EMUs could also be used on the Providence Line, where the higher speeds—SEPTA’s Silverliners operate at 100 mph on the Northeast Corridor, the M8s have a similar top speed—would allow shorter, speedier and more reliable trips between Providence and Boston. Here’s a video of a Silverliner on the Northeast Corridor north of Philadelphia. It’s not accelerating at full bore, but still makes it to 50 mph within about 25 seconds and 80 mph within a minute (note the hard-to-see phone speedometer in the lower left). Thus in two minutes, from a dead stop, it covers 2.5 miles with an average speed of 75 mph. Electrified service on the Providence line would reduce run times by 25 to 33%—15 to 20 minutes—faster between Boston and Providence (depending on stopping patterns), dramatically reducing operating costs and allowing more service to run in the corridor, and attracting more passengers to boot.

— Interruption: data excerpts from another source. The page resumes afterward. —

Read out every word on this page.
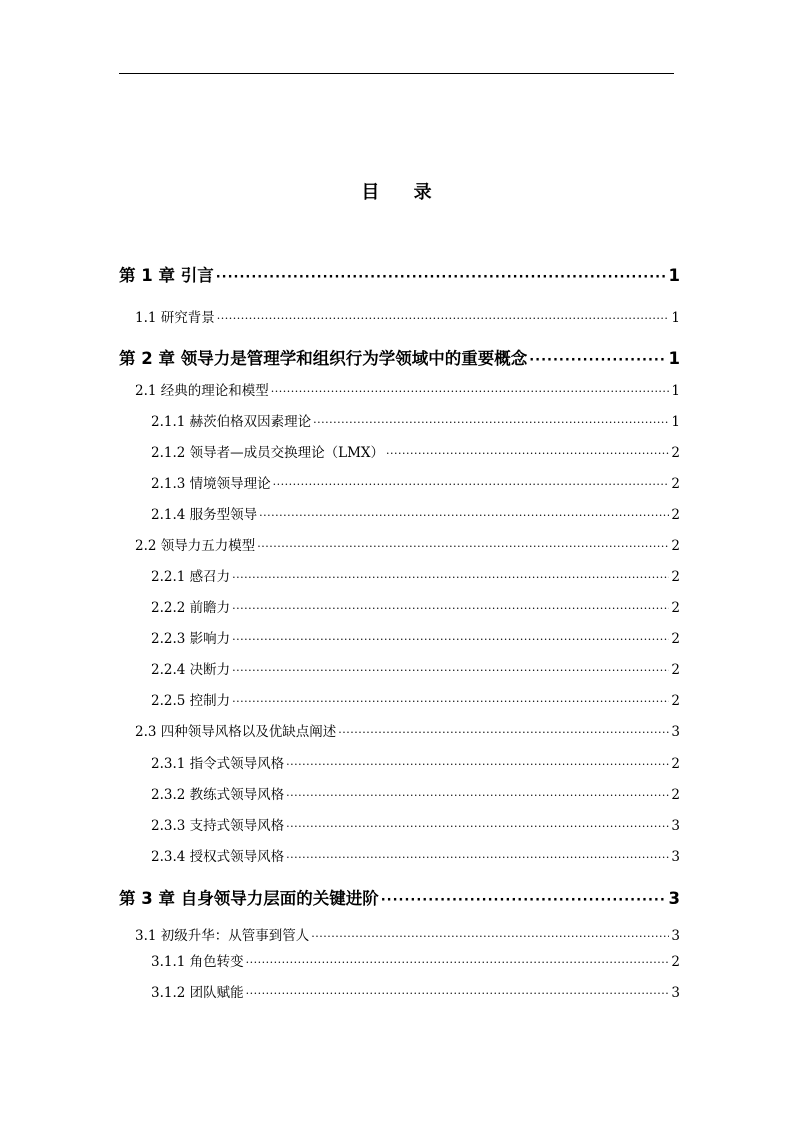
目 录
第 1 章 引言 ·····	1
1.1 研究背景 ·····	1
第 2 章 领导力是管理学和组织行为学领域中的重要概念 ·····	1
2.1 经典的理论和模型 ·····	1
2.1.1 赫茨伯格双因素理论 ·····	1
2.1.2 领导者—成员交换理论（LMX） ·····	2
2.1.3 情境领导理论 ·····	2
2.1.4 服务型领导 ·····	2
2.2 领导力五力模型 ·····	2
2.2.1 感召力 ·····	2
2.2.2 前瞻力 ·····	2
2.2.3 影响力 ·····	2
2.2.4 决断力 ·····	2
2.2.5 控制力 ·····	2
2.3 四种领导风格以及优缺点阐述 ·····	3
2.3.1 指令式领导风格 ·····	2
2.3.2 教练式领导风格 ·····	2
2.3.3 支持式领导风格 ·····	3
2.3.4 授权式领导风格 ·····	3
第 3 章 自身领导力层面的关键进阶 ·····	3
3.1 初级升华：从管事到管人 ·····	3
3.1.1 角色转变 ·····	2
3.1.2 团队赋能 ·····	3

In the longer run, it would start the T down the worthy path of electrification. In addition to Fairmount, 13 additional miles of wire would fully electrify the Stoughton and Needham lines, both of which use the already-electrified Northeast Corridor for part of their runs. Franklin would be a next best bet; a third of the 32 mile line already operates under the wire. Thus, for 42 miles of overhead—an investment in the range $200 to $400 million (plus another $50 to $100 for high level platforms)—the T could do away with inefficient diesel service on four of its commuter rail lines, which would serve as a springboard towards the future electrification of the rest of the system. The cost savings alone would likely tally to millions of dollars per year.

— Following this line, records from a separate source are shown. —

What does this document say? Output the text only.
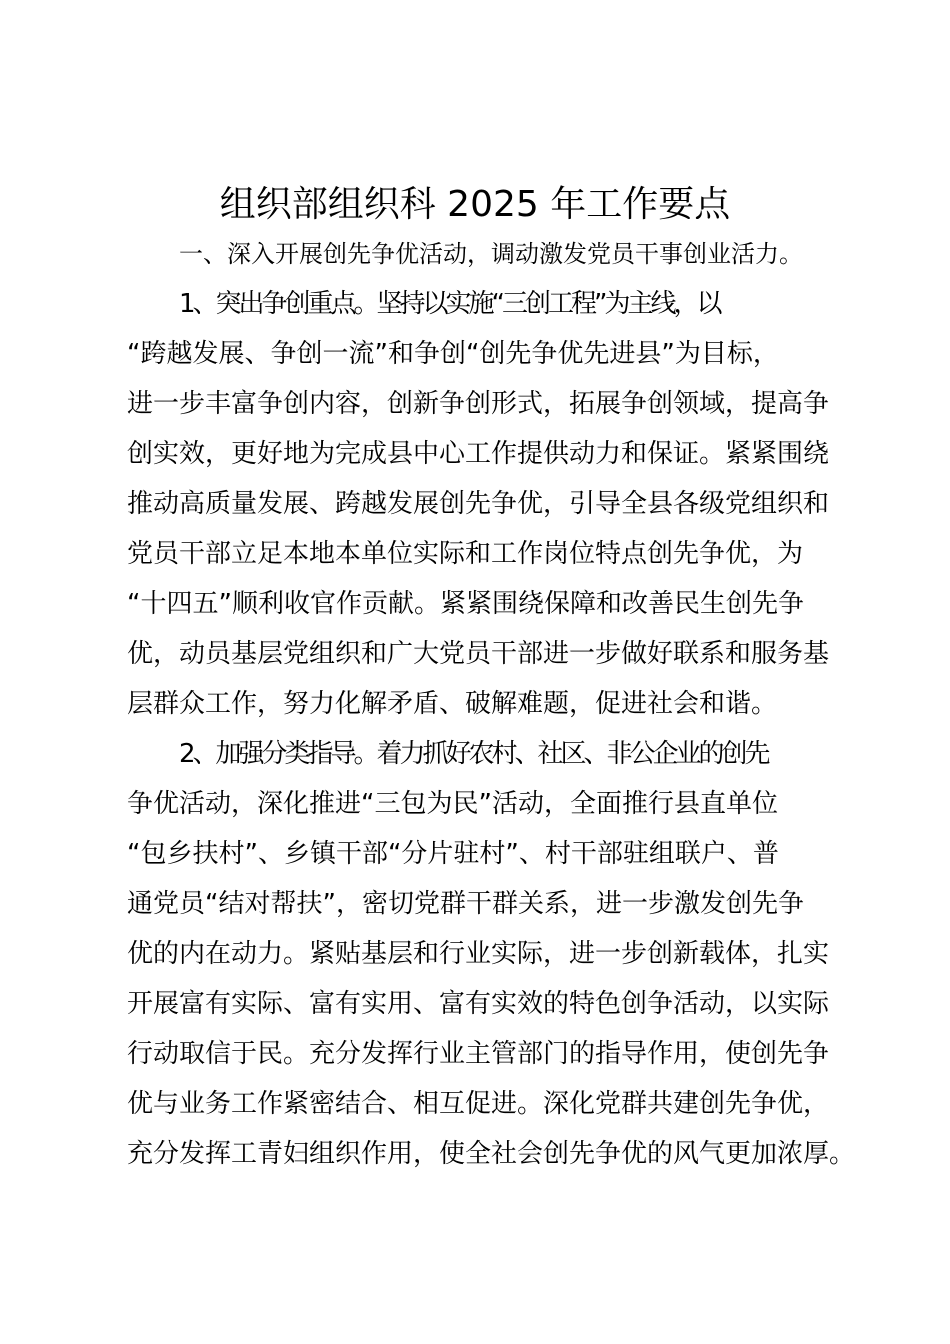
组织部组织科 2025 年工作要点

一、深入开展创先争优活动，调动激发党员干事创业活力。

1、突出争创重点。坚持以实施“三创工程”为主线，以
“跨越发展、争创一流”和争创“创先争优先进县”为目标，
进一步丰富争创内容，创新争创形式，拓展争创领域，提高争
创实效，更好地为完成县中心工作提供动力和保证。紧紧围绕
推动高质量发展、跨越发展创先争优，引导全县各级党组织和
党员干部立足本地本单位实际和工作岗位特点创先争优，为
“十四五”顺利收官作贡献。紧紧围绕保障和改善民生创先争
优，动员基层党组织和广大党员干部进一步做好联系和服务基
层群众工作，努力化解矛盾、破解难题，促进社会和谐。

2、加强分类指导。着力抓好农村、社区、非公企业的创先
争优活动，深化推进“三包为民”活动，全面推行县直单位
“包乡扶村”、乡镇干部“分片驻村”、村干部驻组联户、普
通党员“结对帮扶”，密切党群干群关系，进一步激发创先争
优的内在动力。紧贴基层和行业实际，进一步创新载体，扎实
开展富有实际、富有实用、富有实效的特色创争活动，以实际
行动取信于民。充分发挥行业主管部门的指导作用，使创先争
优与业务工作紧密结合、相互促进。深化党群共建创先争优，
充分发挥工青妇组织作用，使全社会创先争优的风气更加浓厚。
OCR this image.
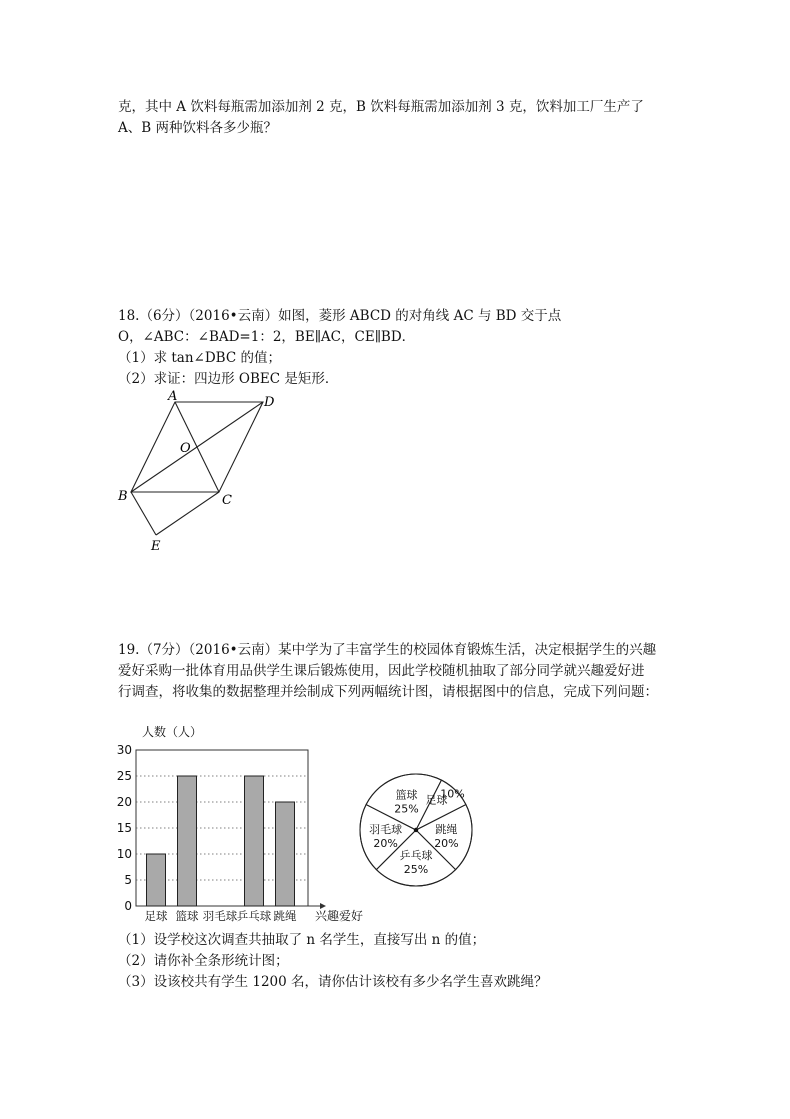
克，其中 A 饮料每瓶需加添加剂 2 克，B 饮料每瓶需加添加剂 3 克，饮料加工厂生产了
A、B 两种饮料各多少瓶？
18.（6分）（2016•云南）如图，菱形 ABCD 的对角线 AC 与 BD 交于点
O，∠ABC：∠BAD=1：2，BE∥AC，CE∥BD．
（1）求 tan∠DBC 的值；
（2）求证：四边形 OBEC 是矩形．
A	D
O
B	C
E
19.（7分）（2016•云南）某中学为了丰富学生的校园体育锻炼生活，决定根据学生的兴趣
爱好采购一批体育用品供学生课后锻炼使用，因此学校随机抽取了部分同学就兴趣爱好进
行调查，将收集的数据整理并绘制成下列两幅统计图，请根据图中的信息，完成下列问题：
0
5
10
15
20
25
30
人数（人）
足球 篮球 羽毛球 乒乓球 跳绳 兴趣爱好
篮球
25%
足球
10%
跳绳
20%
乒乓球
25%
羽毛球
20%
（1）设学校这次调查共抽取了 n 名学生，直接写出 n 的值；
（2）请你补全条形统计图；
（3）设该校共有学生 1200 名，请你估计该校有多少名学生喜欢跳绳？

It is silly to run diesel service under a wire. While MARC, in Maryland, is moving away from electrics, it is really beyond explanation. Part of it may be that they are charged high rates for electricity by Amtrak, which owns the wire and track. The T, which owns the tracks, has a better negotiating position with Amtrak for electricity prices. But MARC is bucking the trend: most non-electric commuter railroads are moving towards overhead power. All-electric SEPTA is buying new electric motors as well as EMUs, Denver has started all-electric, Caltrain is moving towards electric operation, and Toronto is as well for its sprawling system.
Running Fairmount under a wire would make more sense than any of these systems. With DMUs delayed, the MBTA—which has long since had a distinct allergy to modern equipment in general and electrification in particular—needs to take a good, hard look at its cost and operational benefits of electric propulsion. It makes sense not only from an operational, pollution and environmental justice standpoint, but from a financial standpoint as well. Electric operation has long been anathema for the MBTA. But it makes operational and financial sense. It should be seriously considered.